The Last of Us Season 2 finale, “Convergence,” lands like a gut-punch. It doesn’t tie up loose ends (like The Price somewhat did) it rips them wide open and throws the pieces back in your face. Over nine episodes we’ve watched Ellie spiral from haunted survivor into unrelenting avenger, and here, that transformation snaps into focus with brutal clarity.
From the moment she steps into Jackson’s burned-out ruins, you feel the tension crackling. Ellie’s confession to Dina - “I thought it would be harder…It was easy” - comes out flat, hollow, and it burns. Dina’s eyes widen, the weight of that admission pressing down. Their bond, which all season flickered like a candle in a gale, finally meets the storm head-on. There’s no rescue, only fallout.
Then comes the showdown with Jesse, that wrenching plea for teamwork versus Ellie’s single-minded fury. He talks community, saving Tommy, keeping the pieces of their makeshift family together. But Ellie’s wrath laughs back - “My community was beaten to death in front of me.” Her grief is armor, impenetrable.
We feel her fracture, that final break from anything resembling hope or home.
The aquarium sequence is cataclysmic. Ellie barges in, hunting Owen and Mel like prey. She tries to channel Joel’s icy precision, but her hand shakes. When Mel falls - struck by a stray bullet meant for Owen - it feels accidental, horrible, inevitable.
No cinematic heroism, just chaos. And when we learn Mel was pregnant, the cruel twist lands like stones in your gut.

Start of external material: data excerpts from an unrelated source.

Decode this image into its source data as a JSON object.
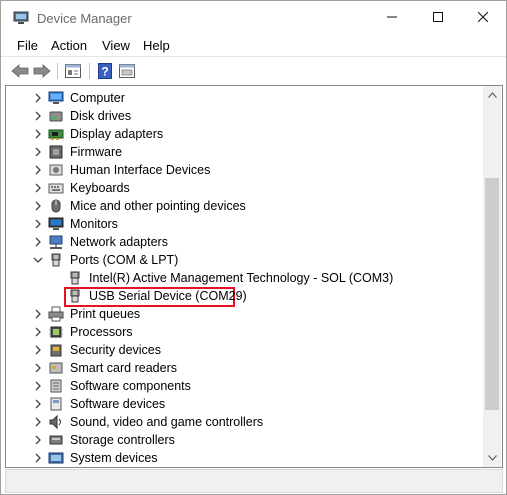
{
  "window": {
    "title": "Device Manager"
  },
  "menu": {
    "file": "File",
    "action": "Action",
    "view": "View",
    "help": "Help"
  },
  "toolbar": [
    "back-icon",
    "forward-icon",
    "properties-icon",
    "help-icon",
    "update-driver-icon"
  ],
  "tree": {
    "items": [
      {
        "label": "Computer",
        "icon": "computer-icon",
        "expanded": false
      },
      {
        "label": "Disk drives",
        "icon": "disk-drive-icon",
        "expanded": false
      },
      {
        "label": "Display adapters",
        "icon": "display-adapter-icon",
        "expanded": false
      },
      {
        "label": "Firmware",
        "icon": "firmware-icon",
        "expanded": false
      },
      {
        "label": "Human Interface Devices",
        "icon": "hid-icon",
        "expanded": false
      },
      {
        "label": "Keyboards",
        "icon": "keyboard-icon",
        "expanded": false
      },
      {
        "label": "Mice and other pointing devices",
        "icon": "mouse-icon",
        "expanded": false
      },
      {
        "label": "Monitors",
        "icon": "monitor-icon",
        "expanded": false
      },
      {
        "label": "Network adapters",
        "icon": "network-adapter-icon",
        "expanded": false
      },
      {
        "label": "Ports (COM & LPT)",
        "icon": "port-icon",
        "expanded": true
      },
      {
        "label": "Intel(R) Active Management Technology - SOL (COM3)",
        "icon": "port-icon",
        "child": true
      },
      {
        "label": "USB Serial Device (COM29)",
        "icon": "port-icon",
        "child": true,
        "highlighted": true
      },
      {
        "label": "Print queues",
        "icon": "printer-icon",
        "expanded": false
      },
      {
        "label": "Processors",
        "icon": "processor-icon",
        "expanded": false
      },
      {
        "label": "Security devices",
        "icon": "security-device-icon",
        "expanded": false
      },
      {
        "label": "Smart card readers",
        "icon": "smart-card-icon",
        "expanded": false
      },
      {
        "label": "Software components",
        "icon": "software-component-icon",
        "expanded": false
      },
      {
        "label": "Software devices",
        "icon": "software-device-icon",
        "expanded": false
      },
      {
        "label": "Sound, video and game controllers",
        "icon": "sound-icon",
        "expanded": false
      },
      {
        "label": "Storage controllers",
        "icon": "storage-controller-icon",
        "expanded": false
      },
      {
        "label": "System devices",
        "icon": "system-device-icon",
        "expanded": false
      }
    ]
  },
  "colors": {
    "highlight_border": "#e81123",
    "accent": "#1e6fd9"
  }
}
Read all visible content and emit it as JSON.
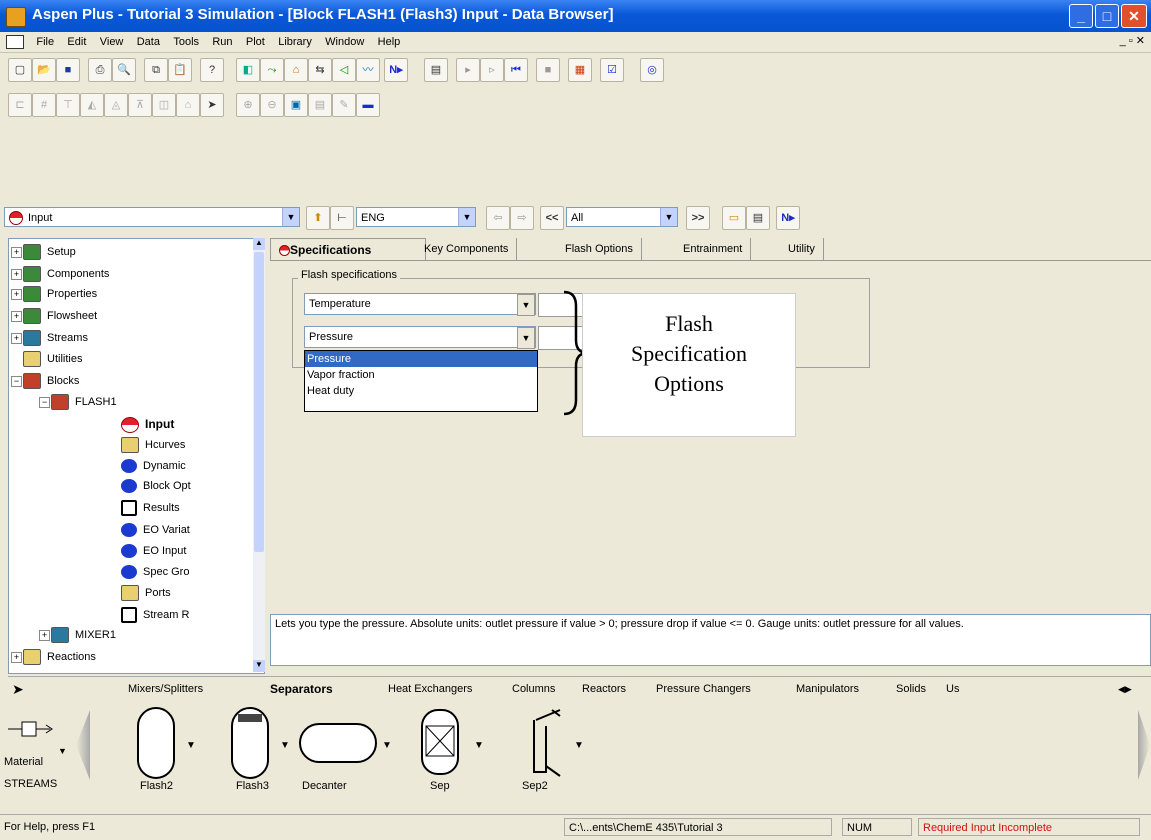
{
  "window": {
    "title": "Aspen Plus - Tutorial 3 Simulation - [Block FLASH1 (Flash3) Input - Data Browser]"
  },
  "menu": [
    "File",
    "Edit",
    "View",
    "Data",
    "Tools",
    "Run",
    "Plot",
    "Library",
    "Window",
    "Help"
  ],
  "nav": {
    "location": "Input",
    "units": "ENG",
    "filter": "All",
    "prev": "<<",
    "next": ">>"
  },
  "tree": {
    "items": [
      {
        "label": "Setup"
      },
      {
        "label": "Components"
      },
      {
        "label": "Properties"
      },
      {
        "label": "Flowsheet"
      },
      {
        "label": "Streams"
      },
      {
        "label": "Utilities"
      },
      {
        "label": "Blocks"
      },
      {
        "label": "FLASH1"
      },
      {
        "label": "Input"
      },
      {
        "label": "Hcurves"
      },
      {
        "label": "Dynamic"
      },
      {
        "label": "Block Opt"
      },
      {
        "label": "Results"
      },
      {
        "label": "EO Variat"
      },
      {
        "label": "EO Input"
      },
      {
        "label": "Spec Gro"
      },
      {
        "label": "Ports"
      },
      {
        "label": "Stream R"
      },
      {
        "label": "MIXER1"
      },
      {
        "label": "Reactions"
      }
    ]
  },
  "tabs": [
    "Specifications",
    "Key Components",
    "Flash Options",
    "Entrainment",
    "Utility"
  ],
  "flash": {
    "group_label": "Flash specifications",
    "spec1": "Temperature",
    "spec2": "Pressure",
    "options": [
      "Pressure",
      "Vapor fraction",
      "Heat duty"
    ]
  },
  "callout": {
    "line1": "Flash",
    "line2": "Specification",
    "line3": "Options"
  },
  "hint": "Lets you type the pressure. Absolute units: outlet pressure if value > 0; pressure drop if value <= 0. Gauge units: outlet pressure for all values.",
  "library": {
    "tabs": [
      "Mixers/Splitters",
      "Separators",
      "Heat Exchangers",
      "Columns",
      "Reactors",
      "Pressure Changers",
      "Manipulators",
      "Solids",
      "Us"
    ],
    "models": [
      "Flash2",
      "Flash3",
      "Decanter",
      "Sep",
      "Sep2"
    ],
    "streams_label": "Material",
    "streams_caption": "STREAMS"
  },
  "status": {
    "help": "For Help, press F1",
    "path": "C:\\...ents\\ChemE 435\\Tutorial 3",
    "num": "NUM",
    "state": "Required Input Incomplete"
  }
}
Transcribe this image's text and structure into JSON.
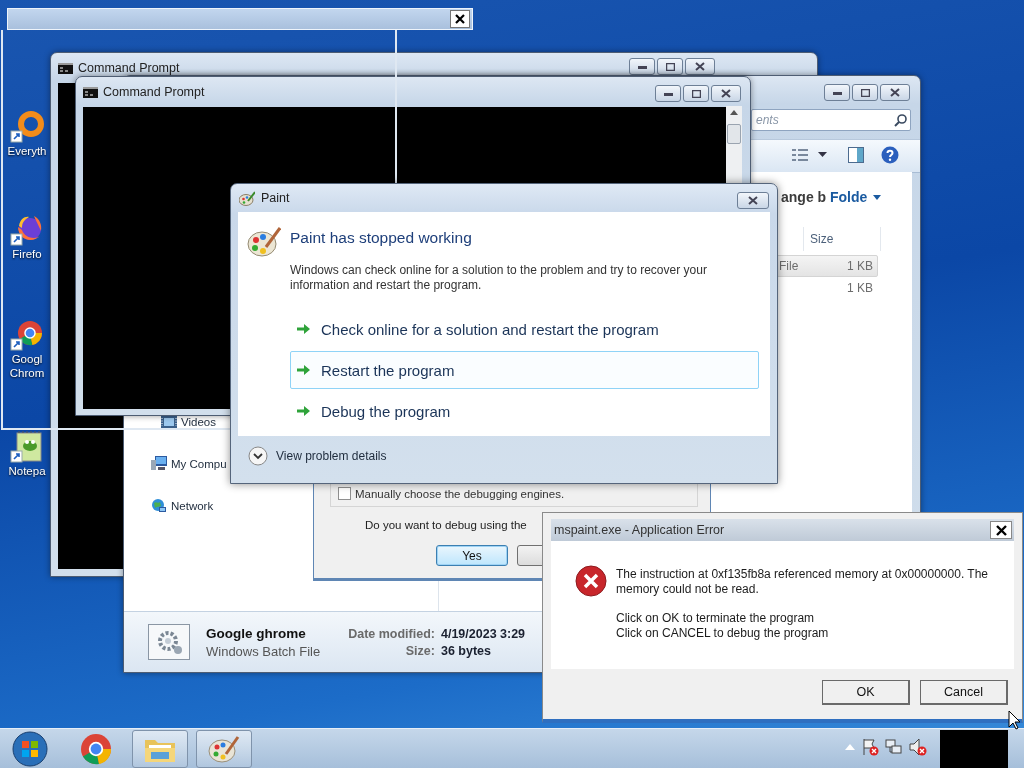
{
  "desktop_icons": [
    {
      "kind": "ring",
      "lines": [
        "Everyth"
      ]
    },
    {
      "kind": "fox",
      "lines": [
        "Firefo"
      ]
    },
    {
      "kind": "wheel",
      "lines": [
        "Googl",
        "Chrom"
      ]
    },
    {
      "kind": "notepad",
      "lines": [
        "Notepa"
      ]
    }
  ],
  "back_console": {
    "title": "Command Prompt"
  },
  "explorer": {
    "search": {
      "placeholder": "ents"
    },
    "arrange_label": "ange b",
    "arrange_value": "Folde",
    "columns": [
      "Size"
    ],
    "rows": [
      {
        "type": "File",
        "size": "1 KB",
        "selected": true
      },
      {
        "size": "1 KB",
        "selected": false
      }
    ],
    "nav_items": [
      {
        "kind": "videos",
        "label": "Videos"
      },
      {
        "kind": "computer",
        "label": "My Compu"
      },
      {
        "kind": "network",
        "label": "Network"
      }
    ],
    "details": {
      "name": "Google ghrome",
      "type": "Windows Batch File",
      "fields": [
        {
          "label": "Date modified:",
          "value": "4/19/2023 3:29"
        },
        {
          "label": "Size:",
          "value": "36 bytes"
        }
      ]
    }
  },
  "front_console": {
    "title": "Command Prompt"
  },
  "debugger": {
    "checkbox": {
      "label": "Manually choose the debugging engines.",
      "checked": false
    },
    "question": "Do you want to debug using the",
    "buttons": [
      {
        "label": "Yes",
        "default": true
      }
    ]
  },
  "paint_dialog": {
    "title": "Paint",
    "heading": "Paint has stopped working",
    "message": "Windows can check online for a solution to the problem and try to recover your information and restart the program.",
    "options": [
      {
        "label": "Check online for a solution and restart the program",
        "selected": false
      },
      {
        "label": "Restart the program",
        "selected": true
      },
      {
        "label": "Debug the program",
        "selected": false
      }
    ],
    "details_toggle": "View problem details"
  },
  "error_dialog": {
    "title": "mspaint.exe - Application Error",
    "message": "The instruction at 0xf135fb8a referenced memory at 0x00000000. The memory could not be read.",
    "instructions": [
      "Click on OK to terminate the program",
      "Click on CANCEL to debug the program"
    ],
    "buttons": [
      "OK",
      "Cancel"
    ]
  },
  "taskbar": {
    "items": [
      {
        "kind": "wheel",
        "running": false
      },
      {
        "kind": "folder",
        "running": true
      },
      {
        "kind": "palette",
        "running": true
      }
    ]
  }
}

That life lost echoes back to Dina waiting in the theater, carrying Ellie’s own future in her arms. The symmetry shreds any last shred of righteous fury. Ellie’s revenge turns on her, a mirror showing the true cost of her path.
Back at the theater, the final act unfolds like a dark ballet. Abby returns like a thundercloud - her calm fury more terrifying than any shout. Jesse dies in an instant, a casualty of Ellie’s earlier choices. Abby’s quiet line, “I let you live, and you wasted it,” drips with cold verdict.
Mercy, it turns out, was never a gift - it was a loan to be paid in blood.
Then that ending:
one shot, cut to black.
Your chest tightens.
And just when you’re reeling in the silence, the show yanks you back with a title card - “Seattle Day 1.”
It’s a bait-and-switch, a refusal to let the terror settle. It’s telling you this story doesn’t stop here - that every wound we’ve watched tear open is just the overture to another descent.
“Convergence” isn’t neat. It asks more of us than closure - it demands reckoning. Ellie stands on the edge of her own undoing, eyes blazing with loss and rage.
We’re left asking: can vengeance ever be justified when it scythes through everyone you claim to love?
The show doesn’t sugarcoat the question.